Миа в восторге, когда ее непоседливый сын Джек возвращается с уик-энда в доме бабушки как образец дисциплинированности, но его странное превращение не дает ей покоя. Решив выяснить, что произошло, Миа задает вопросы, которые приводят ее к опасному откровению.
Впервые я заметила это в воскресенье вечером, сразу после того, как Джек вернулся домой с ночевки у бабушки.
Мой десятилетний сын, который всегда был непоседой — энергичный, немного избалованный и заинтересованный в дисциплине примерно так же, как кошка в купании, — убирал с обеденного стола без спроса.
Он даже сполоснул тарелки, прежде чем поставить их в посудомоечную машину, о чем я безрезультатно твердила ему несколько месяцев.
«Спасибо, дружище», — осторожно сказал я, вытирая руки. «Что на тебя нашло?»
Джек пожал плечами, его лицо было пустым, пока он изучал крошки, которые смахнул в руку. «Ничего, мама. Просто помогаю».

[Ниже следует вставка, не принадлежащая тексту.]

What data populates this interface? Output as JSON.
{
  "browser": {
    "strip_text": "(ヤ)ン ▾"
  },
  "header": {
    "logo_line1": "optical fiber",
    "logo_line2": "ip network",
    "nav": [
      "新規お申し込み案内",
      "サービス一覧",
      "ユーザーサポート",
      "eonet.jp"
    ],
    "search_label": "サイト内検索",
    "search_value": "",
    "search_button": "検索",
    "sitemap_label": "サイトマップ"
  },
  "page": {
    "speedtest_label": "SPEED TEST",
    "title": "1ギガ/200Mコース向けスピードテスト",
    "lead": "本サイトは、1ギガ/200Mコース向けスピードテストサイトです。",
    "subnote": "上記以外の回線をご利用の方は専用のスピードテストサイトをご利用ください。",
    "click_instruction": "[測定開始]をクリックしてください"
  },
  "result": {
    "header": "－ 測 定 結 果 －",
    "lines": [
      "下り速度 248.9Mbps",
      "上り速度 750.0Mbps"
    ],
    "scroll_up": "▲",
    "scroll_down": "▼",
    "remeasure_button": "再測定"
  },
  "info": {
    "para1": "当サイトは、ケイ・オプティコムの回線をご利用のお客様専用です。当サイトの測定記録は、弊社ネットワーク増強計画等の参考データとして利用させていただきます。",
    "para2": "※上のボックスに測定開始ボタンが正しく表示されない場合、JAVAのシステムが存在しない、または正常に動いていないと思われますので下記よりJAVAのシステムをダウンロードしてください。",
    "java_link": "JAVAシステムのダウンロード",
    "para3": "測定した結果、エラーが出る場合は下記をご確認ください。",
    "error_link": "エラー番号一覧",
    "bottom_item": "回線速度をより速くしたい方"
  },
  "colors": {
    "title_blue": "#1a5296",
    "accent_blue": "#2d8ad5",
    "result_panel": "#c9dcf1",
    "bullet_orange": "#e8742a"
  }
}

Это тот самый мальчик, который весь прошлый год уклонялся от ответственности, словно это была заразная болезнь? Я прислонилась к стойке, наполовину ожидая, что он снимет маску и покажет себя самозванцем.
Но он не закончил. После ужина он пропылесосил гостиную, а затем, без всякой просьбы, отказался от планшета перед сном. Никаких истерик, никакого нытья. Просто… сотрудничество.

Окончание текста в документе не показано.